Chemotherapy Was Optional
Ovarian function suppression was achieved through treatment with the drug triptorelin (Trelstar), surgical oophorectomy, or ovarian irradiation. Some women decided, in consultation with their physicians, to also have chemotherapy, but 1,996 patients did not receive chemotherapy.
“Among these women, more than 97% remained free from breast cancer at 5 years when treated with exemestane plus ovarian function suppression and more than 98% were alive at 5 years,” Dr. Pagani said at the ASCO plenary press briefing. “In our opinion, these results clearly indicate that some premenopausal women with hormone receptor–positive breast cancer may have excellent prognosis when treated with 5 years of highly effective adjuvant endocrine therapy without chemotherapy.”
Adverse Events
Adverse events were similar to those reported in previous studies comparing adjuvant aromatase inhibitors and tamoxifen in postmenopausal women. Grade 3/4 targeted adverse events were reported in 31% of patients receiving exemestane vs 29% of those receiving tamoxifen. Self-reported overall quality of life did not favor either treatment and only 14% of patients completely stopped the protocol-assigned treatments early, an adherence rate considered higher than in everyday practice.
‘Valid Alternative’
According to ASCO, the joint analysis of TEXT and SOFT is the largest study worldwide evaluating adjuvant aromatase inhibitor therapy with ovarian function suppression in young women with breast cancer, and the first to demonstrate the value of such therapy in women with hormone receptor–positive cancer. The original plan had been to analyze each trial separately as well as jointly. Combining the two trials in a joint analysis meant the results could be presented earlier. The design of the SOFT trial also included a tamoxifen alone arm, the results of which are expected later this year.
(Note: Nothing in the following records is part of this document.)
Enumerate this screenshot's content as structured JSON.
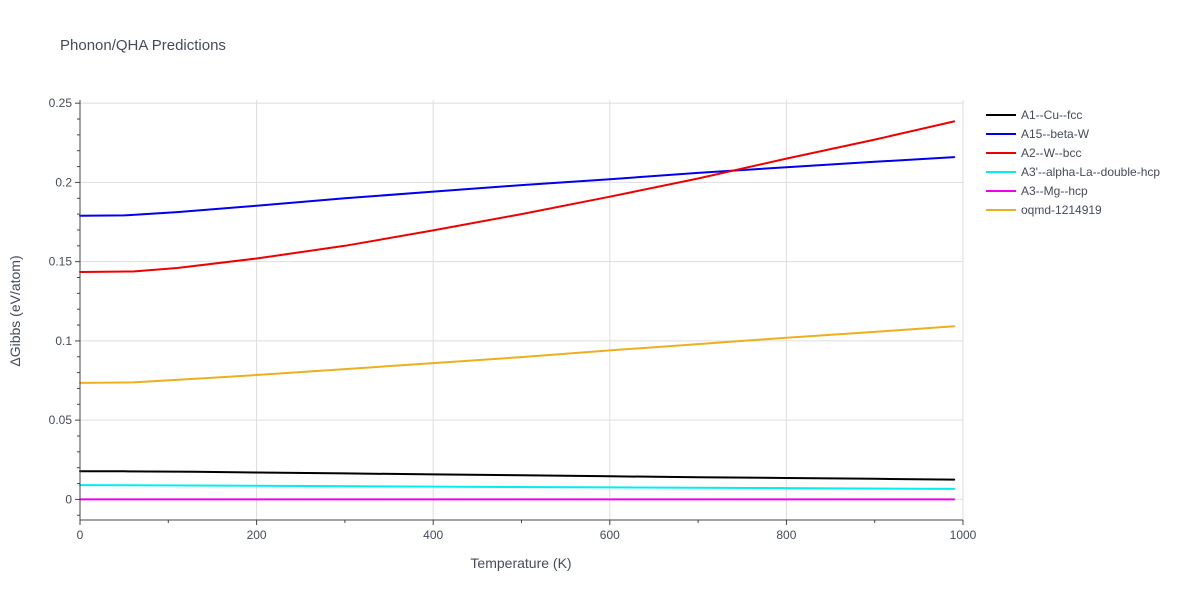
{
  "chart_data": {
    "type": "line",
    "title": "Phonon/QHA Predictions",
    "xlabel": "Temperature (K)",
    "ylabel": "ΔGibbs (eV/atom)",
    "xlim": [
      0,
      1000
    ],
    "ylim": [
      -0.013,
      0.252
    ],
    "x_ticks": [
      0,
      200,
      400,
      600,
      800,
      1000
    ],
    "x_tick_labels": [
      "0",
      "200",
      "400",
      "600",
      "800",
      "1000"
    ],
    "x_minor_ticks": [
      100,
      300,
      500,
      700,
      900
    ],
    "y_ticks": [
      0,
      0.05,
      0.1,
      0.15,
      0.2,
      0.25
    ],
    "y_tick_labels": [
      "0",
      "0.05",
      "0.1",
      "0.15",
      "0.2",
      "0.25"
    ],
    "y_minor_ticks": [
      -0.01,
      0.01,
      0.02,
      0.03,
      0.04,
      0.06,
      0.07,
      0.08,
      0.09,
      0.11,
      0.12,
      0.13,
      0.14,
      0.16,
      0.17,
      0.18,
      0.19,
      0.21,
      0.22,
      0.23,
      0.24
    ],
    "grid": true,
    "legend_position": "right",
    "series": [
      {
        "name": "A1--Cu--fcc",
        "color": "#000000",
        "x": [
          0,
          50,
          130,
          200,
          300,
          400,
          500,
          600,
          700,
          800,
          900,
          990
        ],
        "y": [
          0.0178,
          0.0177,
          0.0175,
          0.017,
          0.0164,
          0.0158,
          0.0152,
          0.0146,
          0.014,
          0.0135,
          0.013,
          0.0125
        ]
      },
      {
        "name": "A15--beta-W",
        "color": "#0000ee",
        "x": [
          0,
          50,
          110,
          200,
          300,
          400,
          500,
          600,
          700,
          800,
          900,
          990
        ],
        "y": [
          0.179,
          0.1792,
          0.1813,
          0.1853,
          0.19,
          0.1942,
          0.1983,
          0.202,
          0.206,
          0.2096,
          0.213,
          0.216
        ]
      },
      {
        "name": "A2--W--bcc",
        "color": "#ee0000",
        "x": [
          0,
          60,
          110,
          200,
          300,
          400,
          500,
          600,
          700,
          800,
          900,
          990
        ],
        "y": [
          0.1435,
          0.1438,
          0.146,
          0.152,
          0.16,
          0.1697,
          0.18,
          0.191,
          0.2025,
          0.215,
          0.227,
          0.2385
        ]
      },
      {
        "name": "A3'--alpha-La--double-hcp",
        "color": "#00eeee",
        "x": [
          0,
          200,
          400,
          600,
          800,
          990
        ],
        "y": [
          0.009,
          0.0086,
          0.0081,
          0.0076,
          0.0071,
          0.0066
        ]
      },
      {
        "name": "A3--Mg--hcp",
        "color": "#ee00ee",
        "x": [
          0,
          990
        ],
        "y": [
          0.0,
          0.0
        ]
      },
      {
        "name": "oqmd-1214919",
        "color": "#ecb01f",
        "x": [
          0,
          60,
          150,
          200,
          300,
          400,
          500,
          600,
          700,
          800,
          900,
          990
        ],
        "y": [
          0.0735,
          0.0738,
          0.0767,
          0.0785,
          0.0822,
          0.086,
          0.0898,
          0.094,
          0.098,
          0.102,
          0.1057,
          0.1093
        ]
      }
    ]
  }
}
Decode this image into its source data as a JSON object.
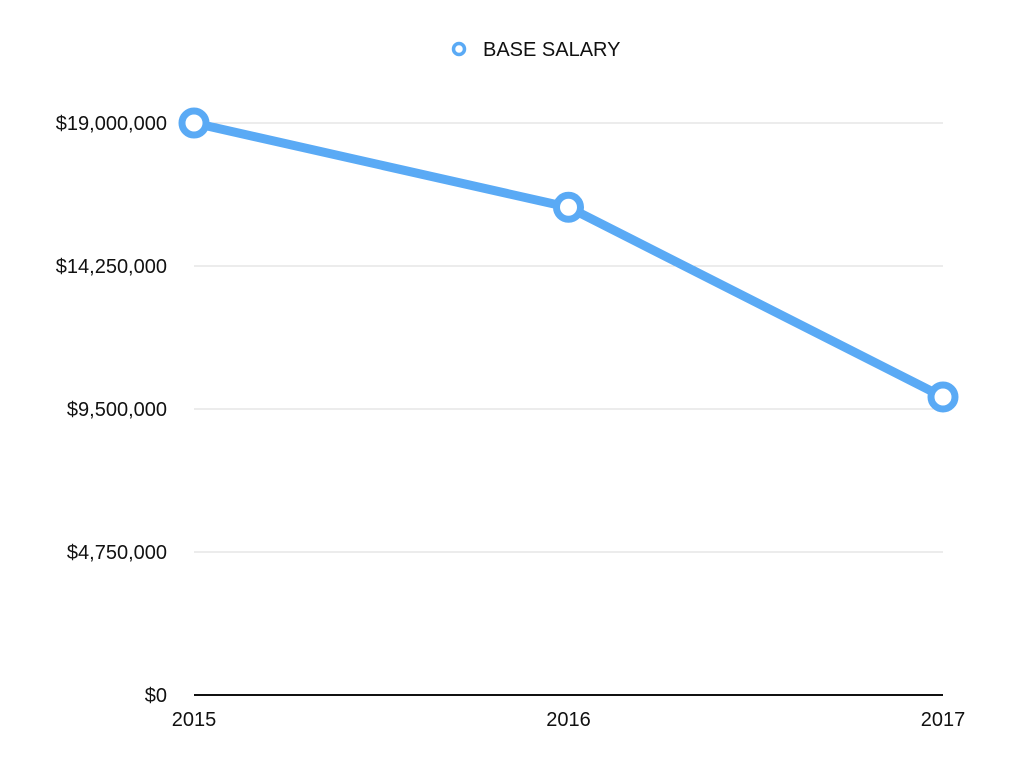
{
  "chart_data": {
    "type": "line",
    "title": "",
    "xlabel": "",
    "ylabel": "",
    "categories": [
      "2015",
      "2016",
      "2017"
    ],
    "series": [
      {
        "name": "BASE SALARY",
        "values": [
          19000000,
          16200000,
          9900000
        ],
        "color": "#5AAAF5"
      }
    ],
    "ylim": [
      0,
      19000000
    ],
    "y_ticks": [
      0,
      4750000,
      9500000,
      14250000,
      19000000
    ],
    "y_tick_labels": [
      "$0",
      "$4,750,000",
      "$9,500,000",
      "$14,250,000",
      "$19,000,000"
    ],
    "grid": true,
    "legend": {
      "position": "top-center",
      "entries": [
        "BASE SALARY"
      ]
    }
  }
}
Aromatase inhibitors have primarily been used in postmenopausal women, because their use requires that women have a low level of estrogen. Ovarian function suppression was used in the trials to emulate the low estrogen levels that naturally occur in menopause.
“For years, tamoxifen has been the standard hormone therapy for preventing breast cancer recurrences in young women with hormone-sensitive disease. These results confirm that exemestane with ovarian function suppression constitutes a valid alternative,” Dr. Pagani stated. “Our findings indicate that exemestane is better than tamoxifen, when given with ovarian function suppression, but longer follow-up of these young women will be important to assess survival and any long-term side effects and fertility.”
The study was supported in part by Pfizer, Ipsen, the International Breast Cancer Study Group, and the National Cancer Institute, National Institutes of Health. Vered Stearns, MD, reported research funding from Novartis and Pfizer.
The content in this post has not been reviewed by the American Society of Clinical Oncology, Inc. (ASCO®) and does not necessarily reflect the ideas and opinions of ASCO®.